Le petit jeune homme lui a pourtant raconté qu’il attend au désespoir des nouvelles de son aimée. Ils se sont fâchés au mois de novembre pour une histoire redoutablement bête (ce sont les plus graves), et depuis elle ne lui répond plus. Il lui chante des cantates sur son répondeur, il y pleure, il y joue de la fûte - bon, il l'a peut-être insultée une fois ou deux aussi, mais quoi ? On a toujours l'impression que ces machines n'enregistrent pas vraiment, que leur déversoir fait semblant de gober nos plaintes, pour de faux... Le contraire de l'encre sympathique, en somme, la voix qui s'écrit la première fois, pour s'abîmer aussitôt dans l'éternité obtuse de celui qui ne vous parle plus.

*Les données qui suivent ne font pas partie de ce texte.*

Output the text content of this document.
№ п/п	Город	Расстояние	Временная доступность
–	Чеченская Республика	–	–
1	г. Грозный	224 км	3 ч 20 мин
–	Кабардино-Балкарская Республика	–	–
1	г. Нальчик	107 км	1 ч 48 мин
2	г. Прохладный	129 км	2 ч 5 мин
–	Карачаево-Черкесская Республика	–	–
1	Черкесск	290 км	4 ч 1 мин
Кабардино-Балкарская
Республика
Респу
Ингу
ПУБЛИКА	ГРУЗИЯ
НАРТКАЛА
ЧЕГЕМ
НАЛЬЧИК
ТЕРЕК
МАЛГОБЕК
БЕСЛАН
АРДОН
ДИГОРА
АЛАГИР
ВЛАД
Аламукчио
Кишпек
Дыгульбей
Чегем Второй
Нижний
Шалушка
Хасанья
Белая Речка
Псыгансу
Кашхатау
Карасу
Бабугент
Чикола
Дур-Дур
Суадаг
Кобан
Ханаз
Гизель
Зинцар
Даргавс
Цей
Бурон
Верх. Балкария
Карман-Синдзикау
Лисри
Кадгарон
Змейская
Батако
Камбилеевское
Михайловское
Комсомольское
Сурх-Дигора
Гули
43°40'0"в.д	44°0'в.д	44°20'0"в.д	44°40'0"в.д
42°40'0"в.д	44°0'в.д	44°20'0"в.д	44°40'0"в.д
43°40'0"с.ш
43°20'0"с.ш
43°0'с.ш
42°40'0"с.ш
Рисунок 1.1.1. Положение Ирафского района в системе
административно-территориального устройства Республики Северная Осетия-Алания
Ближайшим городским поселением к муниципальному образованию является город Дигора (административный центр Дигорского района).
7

Il ne comprend pas pourquoi leur histoire se referme ainsi sans prévenir, déjà fanée, peut-être, qu’a-t-il pu se passer ? Il rêve toutes les nuits qu’il retient Adèle par la manche, mais qu’il tombe dans cette bourrasque béante, aspiré dans le coude d’Adèle. Coincé à l’intérieur. Si je comprends ce que signifie ce fichu rêve, elle va rappeler, j’en suis sûr. Vous comprenez, vous ? L’ombre ne sait pas trop, elle sourit… Le chevalier dit qu’il a quand même invité sa tendre pour le réveillon de Noël, il l’a suppliée de venir chez lui, une tout petite fois encore, même si c’est pour se dire adieu. Une petite dernière. Ce serait beau, un réveillon d’adieu… Il dit encore : Je ne comprends pas, non seulement elle ne m’a pas répondu, mais j’ai l’impression que mon courrier disparaît, ma grand-mère m’a envoyé une lettre avec des billets et des photos qui n’est jamais arrivée. Et si c'était Adèle qui se venge, qui me pique mon courrier ? C’est minable ! Est-ce que je lui ai trop téléphoné ? Les chevaliers ne savent pas se sauver eux-mêmes, c’est bien là leur drame, et le petit jeune homme se prend la tête dans les mains en regardant le plafond, pour invoquer peut-être le dieu des Chevaliers – l’ombre aimerait bien lui être présentée.

24 février 2014

L'OMBRE DE NOËL (épisode XV)

Quand elle sort du métro porte de Bagnolet, la neige est revenue à la charge. Elle est bonne fille, tombant avec assez de prodigalité pour que l’étoile filante puisse construire son bonhomme. Et puis elle étrangle les pensées, neige bienveillante, cela aide à respecter la règle de la rue. Les tuer, ses pensées. La comtesse au bonnet russe avance à pas feutrés, elle trouve qu’elle n’avance pas très vite, elle a hâte de cacher ses cadeaux sous sa couverture pour les choyer. Sa tête est lourde, lui donne des coups de fourche. Et voilà, je le savais. Ce sont ces rues maudites, elles m’empoisonnent. Elles m’empoignent. Elle n’avait jamais remarqué que la rue Lepape était si longue, et puis les guirlandes de Noël sont un peu déglinguées aujourd’hui, elles clignotent à toute vitesse, à un rythme bancal, comme si elles avaient trop bu, ou pour lui susurrer qu’il ne reste que quelques heures avant le Réveillon, qu’il faudrait peut-être se dépêcher… Car elle a fini par poser la question à une dame, à la station République. Elle avait trop peur de louper le coche, se doutait qu’à force de fuir comme le loup les journaux, les informations et les calendriers, de compter et recompter sur ses doigts, la mécanique s’enrayerait et lui jouerait de mauvais tours. Bien lui en a pris. La dame l’a regardée fixement, et, désignant ses paquets rebondis, lui a répondu : Mais c’est ce soir, madame. Madame ! J’aurai vraiment tout entendu.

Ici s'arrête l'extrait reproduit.